= Yasuji Kaneko =

Soldier of the Imperial Japanese Army

Yasuji Kaneko (金子 安次, Kaneko Yasuji) was an ex-soldier of the Imperial Japanese Army, and a former detainee of both Siberian Internment by the Soviet Union during 1945–1950 and Fushun War Criminals Management Centre in China during 1950–1956. He was known for his extensive war crimes testimony, including his alleged involvement in the Unit 731. His testimony appeared in the 2001 documentary film Japanese Devils and the 2007 documentary film Nanking, an adaption of Iris Chang's book The Rape of Nanking (although Kaneko was not involved in the Nanjing Massacre). He was a member of the Association of Returnees from China.

==Testimony==

Kaneko started giving public testimony around 1996, at the age of 76. According to his testimony, he joined the army in 1940, and spread cholera into the water system of Linqing in September 1943. In an interview with the Japan Times on 26 September 1996, Yasuji stated "I murdered 100 people or more by torture." He also stated that he murdered and raped many Chinese people.

He testified during an interview with English professor and activist Yun Chung-Ok in December 2000: "Comfort women were expensive. Therefore, I kidnapped, raped, and killed the Chinese women." In an interview with the Washington Post he claimed that he raped many Chinese women during the invasion of China.

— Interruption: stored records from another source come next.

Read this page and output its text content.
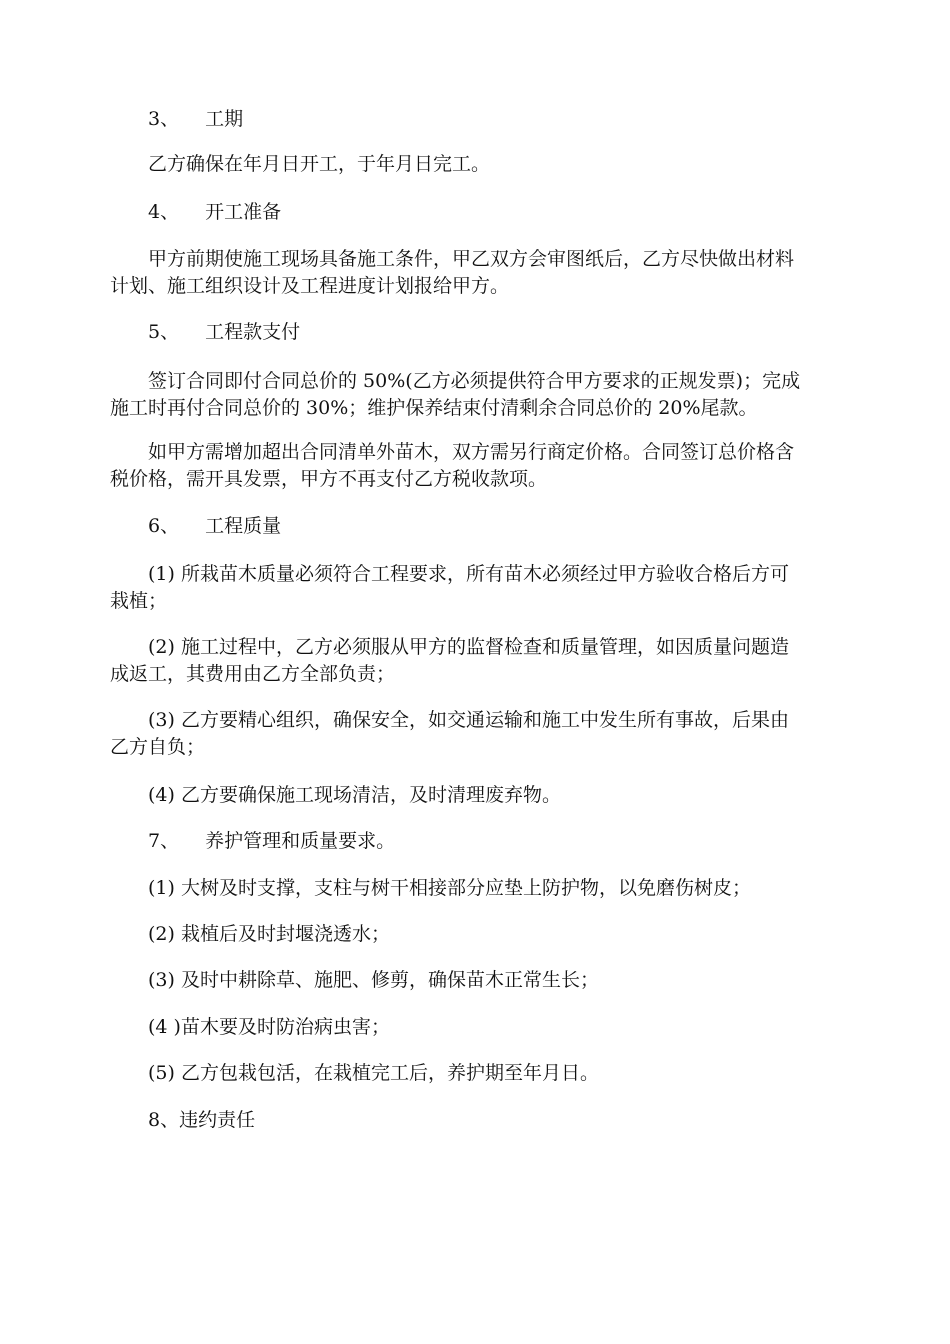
3、 工期
乙方确保在年月日开工，于年月日完工。
4、 开工准备
甲方前期使施工现场具备施工条件，甲乙双方会审图纸后，乙方尽快做出材料
计划、施工组织设计及工程进度计划报给甲方。
5、 工程款支付
签订合同即付合同总价的 50%(乙方必须提供符合甲方要求的正规发票)；完成
施工时再付合同总价的 30%；维护保养结束付清剩余合同总价的 20%尾款。
如甲方需增加超出合同清单外苗木，双方需另行商定价格。合同签订总价格含
税价格，需开具发票，甲方不再支付乙方税收款项。
6、 工程质量
(1) 所栽苗木质量必须符合工程要求，所有苗木必须经过甲方验收合格后方可
栽植；
(2) 施工过程中，乙方必须服从甲方的监督检查和质量管理，如因质量问题造
成返工，其费用由乙方全部负责；
(3) 乙方要精心组织，确保安全，如交通运输和施工中发生所有事故，后果由
乙方自负；
(4) 乙方要确保施工现场清洁，及时清理废弃物。
7、 养护管理和质量要求。
(1) 大树及时支撑，支柱与树干相接部分应垫上防护物，以免磨伤树皮；
(2) 栽植后及时封堰浇透水；
(3) 及时中耕除草、施肥、修剪，确保苗木正常生长；
(4 )苗木要及时防治病虫害；
(5) 乙方包栽包活，在栽植完工后，养护期至年月日。
8、违约责任
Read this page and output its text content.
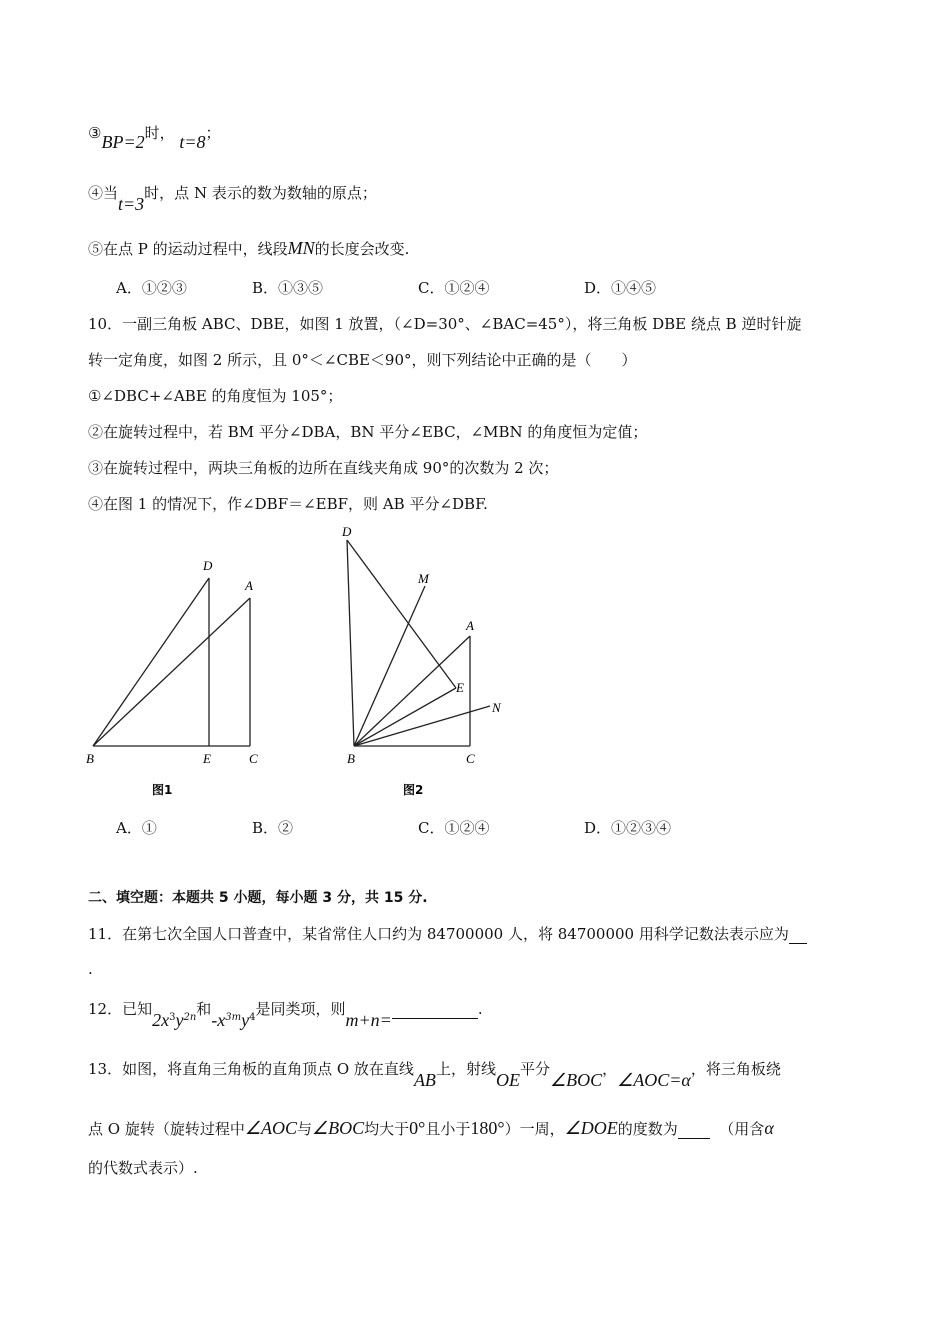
③BP=2时， t=8；
④当t=3时，点 N 表示的数为数轴的原点；
⑤在点 P 的运动过程中，线段MN的长度会改变.
A．①②③	B．①③⑤	C．①②④	D．①④⑤
10．一副三角板 ABC、DBE，如图 1 放置，（∠D=30°、∠BAC=45°），将三角板 DBE 绕点 B 逆时针旋
转一定角度，如图 2 所示，且 0°＜∠CBE＜90°，则下列结论中正确的是（　　）
①∠DBC+∠ABE 的角度恒为 105°；
②在旋转过程中，若 BM 平分∠DBA，BN 平分∠EBC，∠MBN 的角度恒为定值；
③在旋转过程中，两块三角板的边所在直线夹角成 90°的次数为 2 次；
④在图 1 的情况下，作∠DBF＝∠EBF，则 AB 平分∠DBF.
D
A
B	E	C
图1
D
M
A
E
N
B	C
图2
A．①	B．②	C．①②④	D．①②③④
二、填空题：本题共 5 小题，每小题 3 分，共 15 分.
11．在第七次全国人口普查中，某省常住人口约为 84700000 人，将 84700000 用科学记数法表示应为
.
12．已知$2x^3y^{2n}$和$-x^{3m}y^4$是同类项，则m+n= .
13．如图，将直角三角板的直角顶点 O 放在直线AB上，射线OE平分∠BOC，∠AOC=α，将三角板绕
点 O 旋转（旋转过程中∠AOC与∠BOC均大于0°且小于180°）一周，∠DOE的度数为	（用含α
的代数式表示）.
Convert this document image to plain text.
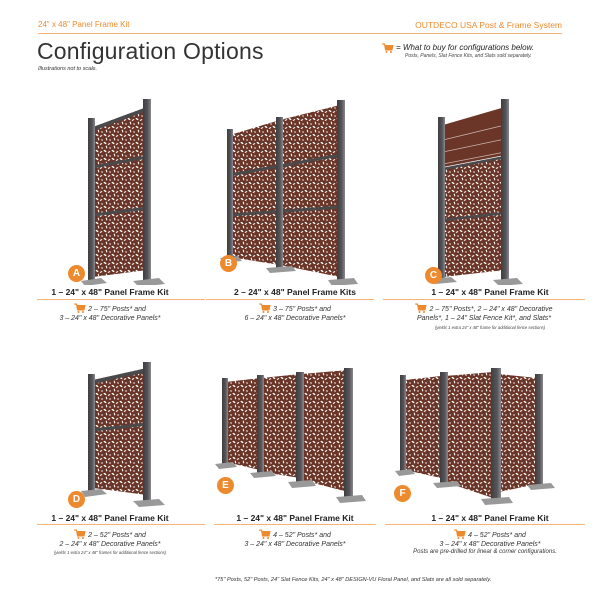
24" x 48" Panel Frame Kit	OUTDECO USA Post & Frame System
Configuration Options
Illustrations not to scale.
= What to buy for configurations below.
Posts, Panels, Slat Fence Kits, and Slats sold separately.
A
1 – 24" x 48" Panel Frame Kit
2 – 75" Posts* and
3 – 24" x 48" Decorative Panels*
B
2 – 24" x 48" Panel Frame Kits
3 – 75" Posts* and
6 – 24" x 48" Decorative Panels*
C
1 – 24" x 48" Panel Frame Kit
2 – 75" Posts*, 2 – 24" x 48" Decorative
Panels*, 1 – 24" Slat Fence Kit*, and Slats*
(yields 1 extra 24" x 48" frame for additional fence sections)
D
1 – 24" x 48" Panel Frame Kit
2 – 52" Posts* and
2 – 24" x 48" Decorative Panels*
(yields 1 extra 24" x 48" frames for additional fence sections)
E
1 – 24" x 48" Panel Frame Kit
4 – 52" Posts* and
3 – 24" x 48" Decorative Panels*
F
1 – 24" x 48" Panel Frame Kit
4 – 52" Posts* and
3 – 24" x 48" Decorative Panels*
Posts are pre-drilled for linear & corner configurations.
*75" Posts, 52" Posts, 24" Slat Fence Kits, 24" x 48" DESIGN-VU Floral Panel, and Slats are all sold separately.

"They cried out, but it didn't matter to us whether the women lived or died," Kaneko said in an interview with The Associated Press at his Tokyo home. "We were the emperor's soldiers. Whether in military brothels or in the villages, we raped without reluctance."

In the Japanese documentary Japanese Devils, which features 14 Japanese soldiers retelling their roles in war crimes committed by Japan during World War II, Kaneko describes an incident in which he and his unit surrounded and wiped out an entire village for the thrill of it, rather than any threat it offered. The reviewer notes that all soldiers interviewed in Minori Matsui's film were ex-POWs of the Chinese government and subjected to a long "re-education" that may call their testimony into question. However, the Japan Times reviewer, Mark Schilling felt that "they give impression of being not communist-controlled robots but elderly men who have little time and nothing to lose" .

==Controversy==
According to Japanese historian Ikuhiko Hata, Kaneko's testimony is not consistent with well-known historical facts. His division was located in Qingdao, so he could not have been a member of Unit 731, which was located in Manchuria, far Northern China. Hata concluded that if Kaneko did commit any atrocities, it was on his own initiative. Kaneko responded by saying that Hata had not experienced the horrors of war and did not know what it was like.